The ovalbumin gene has seven interrupted sequences (introns) and eight coding sequences (exons). The beta globin gene has been reported to have two intervening sequences, one 550 nucleotides long and the other 125 nucleotides long.

The intervening sequences are excised during processing to form mature mRNA molecule. Thus, about half of the ovalbumin gene is discarded during processing. Earlier it was believed that there is co-linearity (correspondence) between the nucleotide sequence and the sequence of amino acids which it specifies.

The discovery of split genes has disproved the concept of co-linearity of genes. Now co-linearity between genes and their products is considered as a chance rather than a rule. Split genes have been reported mostly in eukaryotes.

2. Jumping Genes:

Generally, a gene occupies a specific position on the chromosome called locus. However, in some cases a gene keeps on changing its position within the chromosome and also between the chromosomes of the same genome.

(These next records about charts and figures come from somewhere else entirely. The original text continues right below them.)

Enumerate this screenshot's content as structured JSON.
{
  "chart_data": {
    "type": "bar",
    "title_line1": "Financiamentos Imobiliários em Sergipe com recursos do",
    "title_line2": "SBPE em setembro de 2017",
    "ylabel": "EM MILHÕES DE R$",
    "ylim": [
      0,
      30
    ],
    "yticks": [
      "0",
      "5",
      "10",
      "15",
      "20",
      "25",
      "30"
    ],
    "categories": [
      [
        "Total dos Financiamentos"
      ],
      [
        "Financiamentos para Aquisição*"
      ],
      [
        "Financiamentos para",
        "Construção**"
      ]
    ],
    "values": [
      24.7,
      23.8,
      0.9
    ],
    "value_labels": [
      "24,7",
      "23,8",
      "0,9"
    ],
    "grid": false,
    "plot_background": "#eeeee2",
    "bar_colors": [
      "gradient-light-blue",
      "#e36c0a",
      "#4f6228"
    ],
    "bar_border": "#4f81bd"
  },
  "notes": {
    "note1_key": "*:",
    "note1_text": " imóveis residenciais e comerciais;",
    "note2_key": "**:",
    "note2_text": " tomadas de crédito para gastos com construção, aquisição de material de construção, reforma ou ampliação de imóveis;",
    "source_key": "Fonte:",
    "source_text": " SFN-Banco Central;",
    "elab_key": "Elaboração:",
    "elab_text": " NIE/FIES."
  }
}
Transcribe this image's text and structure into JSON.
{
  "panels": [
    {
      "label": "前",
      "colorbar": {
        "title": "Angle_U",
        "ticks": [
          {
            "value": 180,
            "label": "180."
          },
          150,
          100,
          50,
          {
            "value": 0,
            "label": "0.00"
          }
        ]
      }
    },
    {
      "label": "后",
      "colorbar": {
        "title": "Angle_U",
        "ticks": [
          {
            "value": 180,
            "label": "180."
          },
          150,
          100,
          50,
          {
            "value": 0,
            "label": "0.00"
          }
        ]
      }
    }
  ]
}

Such genes are known as jumping genes or transposons or transposable elements.

The first case of jumping gene was reported by Barbara McClintock in maize as early as in 1950. However, her work did not get recognition for a long time like that of Mendel. Because she was much ahead of time and this was an unusual finding, people did not appreciate it for a long time. This concept was recognized in early seventies and McClintock was awarded Nobel prize for this work in 1983.

Later on transposable elements were reported in the chromosome of E. coli and other prokaryotes. In E. coli, some DNA segments were found moving from one location to other location. Such DNA segments are detected by their presence at such a position in the nucleotide sequence, where they were not present earlier. The transposable elements are of two types, viz., insertion sequence and transposons.

i. Insertion Sequence:

There are different types of insertion sequences each with specific properties. Such sequences do not specify for protein and are of very short length. Such sequences have been reported in some bacteria, bacteriophages and plasmids.

ii. Transposons:

These are coding sequences which code for one or more proteins. They are usually very long sequences of nucleotides including several thousand base pairs. Transposable elements are considered to be associated with chromosomal changes such as inversion and deletion.

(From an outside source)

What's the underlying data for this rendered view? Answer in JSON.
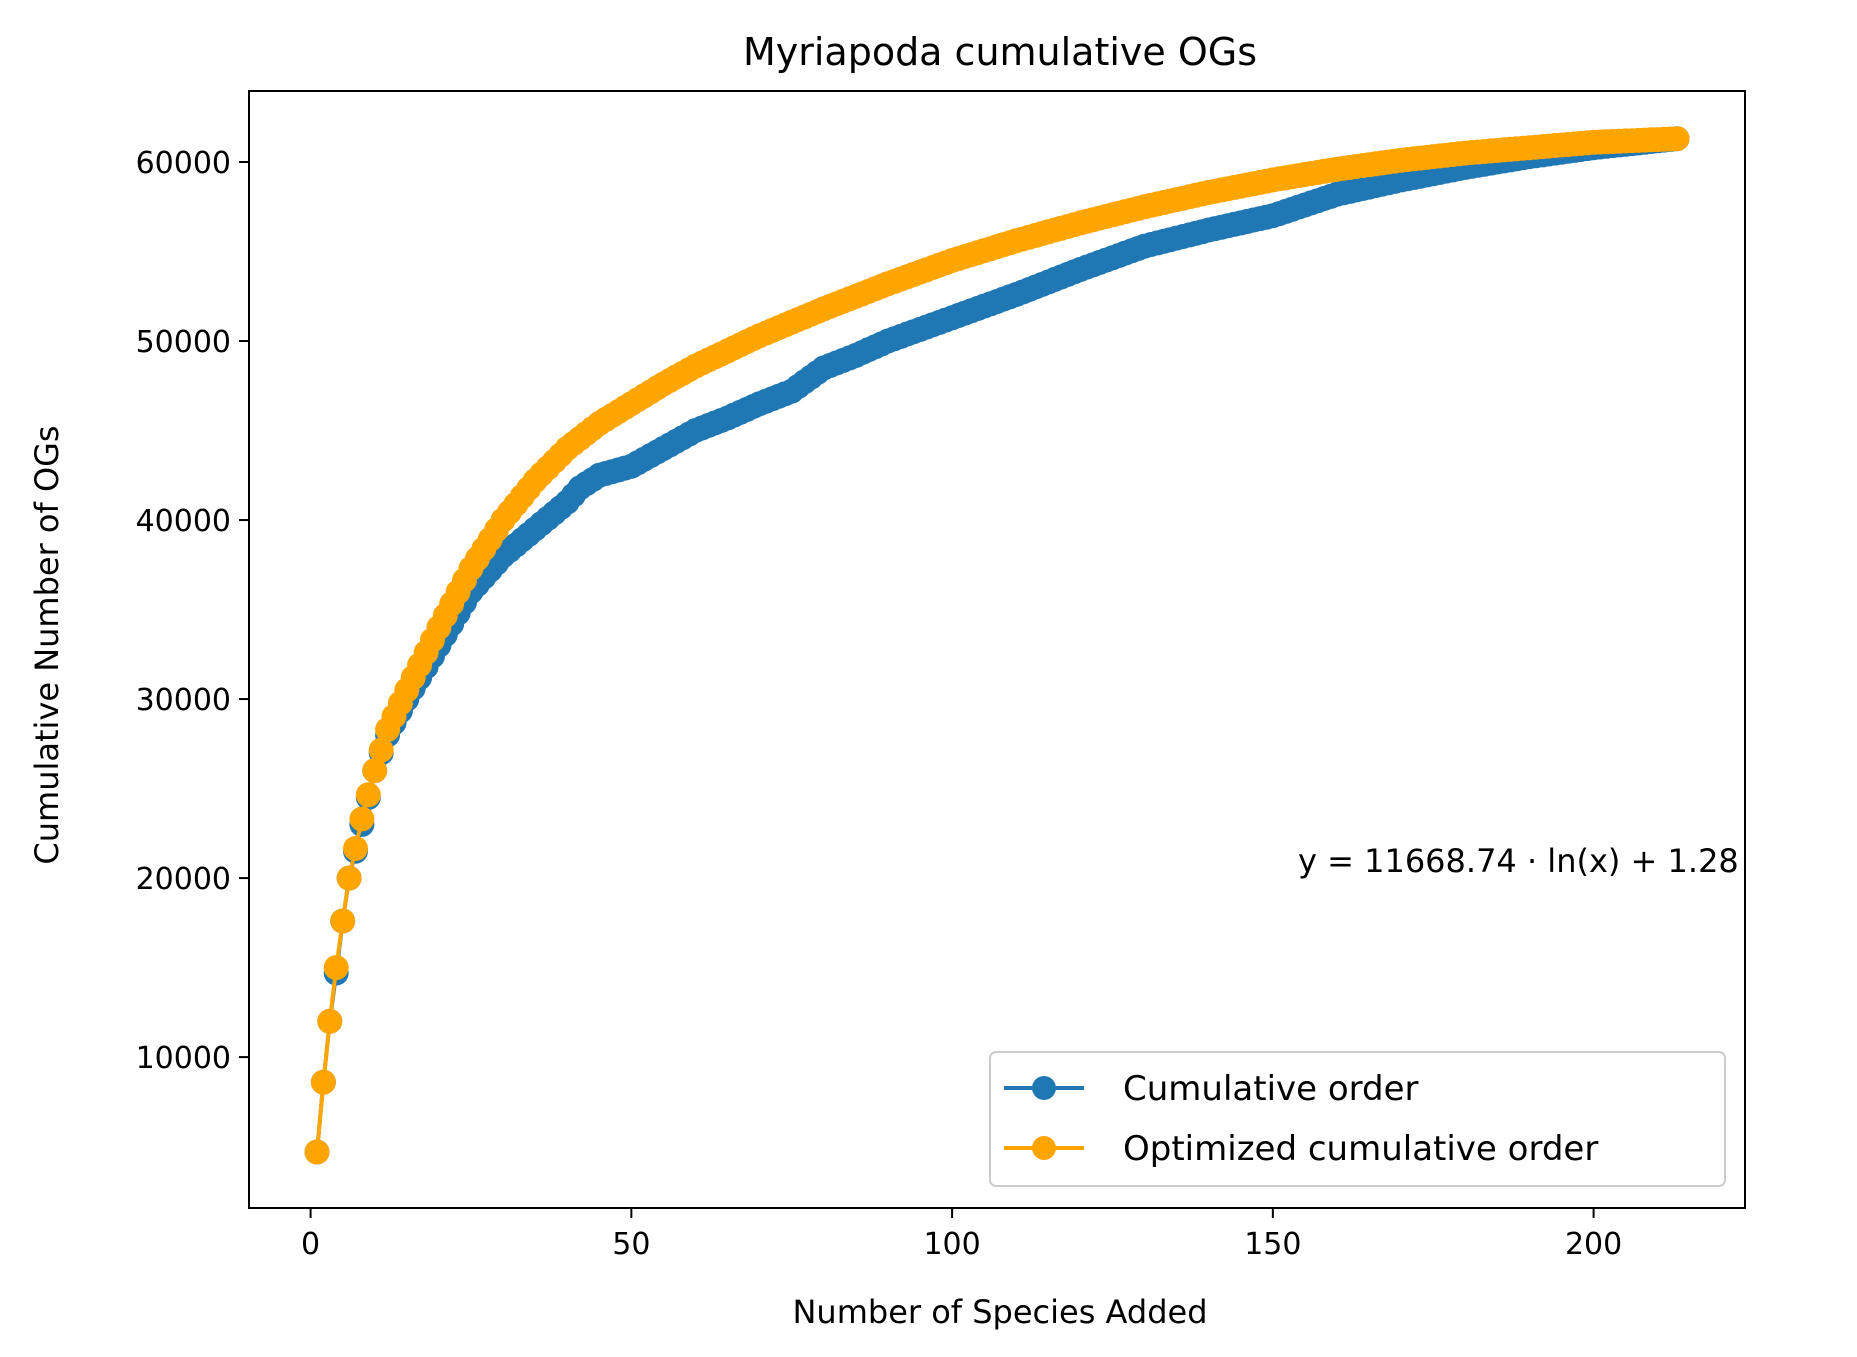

They are hot spots for such changes and are useful tools for the study of mutagenesis. In eukaryotes, moving DNA segments have been reported in maize, yeast and Drosophila.

3. Overlapping Genes:

Earlier it was believed that a nucleotide sequence codes only for one protein. Recent investigations with prokaryotes especially viruses have proved beyond doubt that some nucleotide sequences (genes) can code for two or even more proteins.

The genes which code for more than one protein are known as overlapping genes. In case of overlapping genes, the complete nucleotide sequence codes for one protein and a part of such nucleotide sequence can code for another protein.

Overlapping genes are found in tumor producing viruses such as ɸ X 174, SV 40 and G4. In virus ɸX 174 gene A overlaps gene B. In virus SV 40, the same nucleotide sequence codes for the protein VP 3 and also for the carboxyl-terminal end of the protein VP2. In virus G4, the gene A overlaps gene B and gene E overlaps gene D.

The gene of this virus also contains some portions of nucleotide sequences which are common for gene A and gene C.

4. Pseudogenes:

There are some DNA sequences, especially in eukaryotes, which are non-functional or defective copies of normal genes. These sequences do not have any function. Such DNA sequences or genes are known as pseudogenes. Pseudogenes have been reported in humans, mouse and Drosophila.

The main features of pseudogenes are given below:

1. Pseudogenes are non-functional or defective copies of some normal genes. These genes are found in large numbers.

2. These genes being defective cannot be translated.

3. These genes do not code for protein synthesis, means they do not have any significance.

4. The well-known examples of pseudogenes are alpha and beta globin pseudogenes of mouse.